«La lotta tra mafia e antimafia non è mai stata netta e trasparente. Ci sono ambiguità e non esistono bene e male, ma un’utilità reciproca in cui si capisce che una cosa è funzionale all’esistenza dell’altra». Il giornalista e autore Giampiero Caldarella cerca di spiegare l’essenza di No Mafia No Party, lo spettacolo satirico che presenterà a Catania questa sera, alle 21.30, da Gammazita, in piazza Federico di Svevia.
Uno monologo – tratto dal libro Frammenti di un discorso antimafioso – che vuole essere un tentativo di fare chiarezza su mafia e antimafia e uscire dalla retorica in cui si è caduti negli ultimi anni. «La seconda è nata per contrastare la prima – spiega l’autore – e nel momento in cui cominciano a esserci opacità ci si accorge che una parte dell’antimafia non si è comportata come avrebbe dovuto».
Ripercorrendo 150 di storia Caldarella, accompagnato dalla voce di Matilde Politi – che ha concentrato la sua carriera su un lavoro di ricerca sul repertorio di tradizione orale siciliano – porta il pubblico a scoprire come non esista una differenza definita tra bene e male e tra Stato e mafia. «Si rischia di essere immersi in una liturgia senza contenuti. Prima di osannare certa antimafia, dovremmo definire cosa è diventata oggi la mafia e se la legge e i cittadini sono al passo con le trasformazioni».
«Non si può spaccare la società a metà tra mafiosi e antimafiosi, continua il giornalista. Ci sono furbastri, che lo sono entrambi, e ci sono gli indifferenti, che non prendono posizioni». E in fondo la missione della satira è anche un po’ quella di risvegliare le coscienze. «Già il solo fatto di ascoltare è uno sforzo – commenta Caldarella. Quelli che non ne hanno voglia non percepiscono il problema e non capiscono che le loro scelte influenzano anche la mia vita».
Sono forse gli stessi che fanno il tifo per i loro eroi di Gomorra e Romanzo Criminale, distraendosi dai problemi attuali e restando ancorati a un’idea di mafia legata a terribili omicidi? «La scelta che si fa nella rappresentazione di un soggetto determina sempre delle conseguenze», spiega Caldarella, secondo cui queste serie non creano un vero e proprio desiderio di emulazione nei più giovani, se non in situazioni in cui il terreno è già fertile. «Questo non deve deresponsabilizzare gli autori – sottolinea – che devono essere coscienti del fatto che comunque incentivano un atteggiamento».

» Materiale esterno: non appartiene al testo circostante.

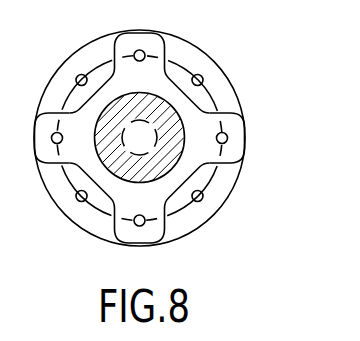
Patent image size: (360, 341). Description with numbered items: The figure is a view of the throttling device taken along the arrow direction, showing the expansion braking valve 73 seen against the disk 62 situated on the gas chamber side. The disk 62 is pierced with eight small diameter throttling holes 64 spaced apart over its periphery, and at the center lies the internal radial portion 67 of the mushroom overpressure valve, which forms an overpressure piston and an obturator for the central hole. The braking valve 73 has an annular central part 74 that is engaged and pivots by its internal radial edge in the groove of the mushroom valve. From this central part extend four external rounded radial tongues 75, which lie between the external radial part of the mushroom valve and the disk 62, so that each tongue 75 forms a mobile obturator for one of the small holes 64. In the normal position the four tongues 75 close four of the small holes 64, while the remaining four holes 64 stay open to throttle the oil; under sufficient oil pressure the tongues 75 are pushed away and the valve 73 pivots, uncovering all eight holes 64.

The disk 62 is at (84, 62).
The small diameter throttling holes 64 is at (77, 83).
The internal radial portion 67 is at (174, 112).
The expansion braking valve 73 is at (166, 74).
The annular central part 74 is at (108, 175).
The external rounded radial tongues 75 is at (228, 149).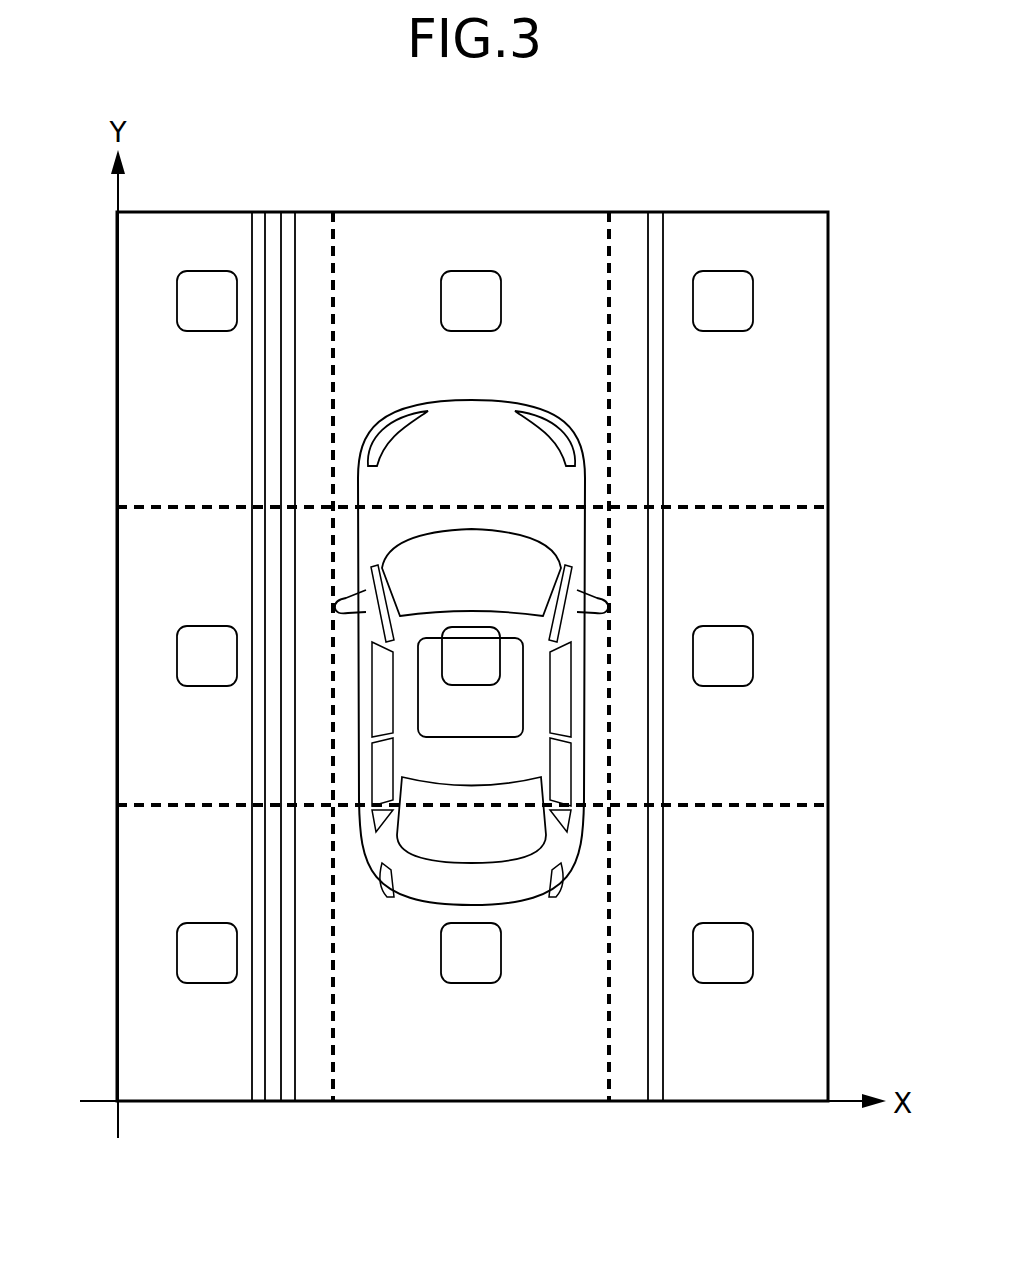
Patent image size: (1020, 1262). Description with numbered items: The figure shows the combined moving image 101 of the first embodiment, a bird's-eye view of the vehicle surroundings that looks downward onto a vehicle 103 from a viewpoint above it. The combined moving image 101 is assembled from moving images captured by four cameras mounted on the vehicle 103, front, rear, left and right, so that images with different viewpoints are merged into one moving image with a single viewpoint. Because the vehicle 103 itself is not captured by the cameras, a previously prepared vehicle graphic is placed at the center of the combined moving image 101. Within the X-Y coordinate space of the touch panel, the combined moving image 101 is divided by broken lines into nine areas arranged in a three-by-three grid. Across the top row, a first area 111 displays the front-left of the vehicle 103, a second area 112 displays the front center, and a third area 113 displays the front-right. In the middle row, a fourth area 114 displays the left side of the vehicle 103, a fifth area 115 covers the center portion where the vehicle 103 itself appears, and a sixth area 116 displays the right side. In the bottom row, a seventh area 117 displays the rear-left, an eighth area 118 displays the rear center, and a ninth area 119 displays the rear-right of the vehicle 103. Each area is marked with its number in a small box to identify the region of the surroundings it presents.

The combined moving image 101 is at (745, 211).
The vehicle 103 is at (493, 422).
The first area 111 is at (137, 362).
The second area 112 is at (442, 238).
The third area 113 is at (808, 362).
The fourth area 114 is at (137, 668).
The fifth area 115 is at (593, 553).
The sixth area 116 is at (810, 668).
The seventh area 117 is at (137, 958).
The eighth area 118 is at (443, 1080).
The ninth area 119 is at (808, 959).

Meglio allora affidarsi alla satira, ma solo dopo aver studiato l’argomento da affrontare. «Fare satira significa beffeggiare il potere e non il debole. Mi sembra un dovere, quando si affrontano argomenti delicati, documentarsi adeguatamente», conclude Giampiero Caldarella, chiarendo che il suo intento non è quello di cambiare il mondo, ma «togliere un po’ di medagliette e lustrini e affrontare la questione in modo laico, senza paura di parlar male dell’antimafia sottoponendola alla beffa della mafia».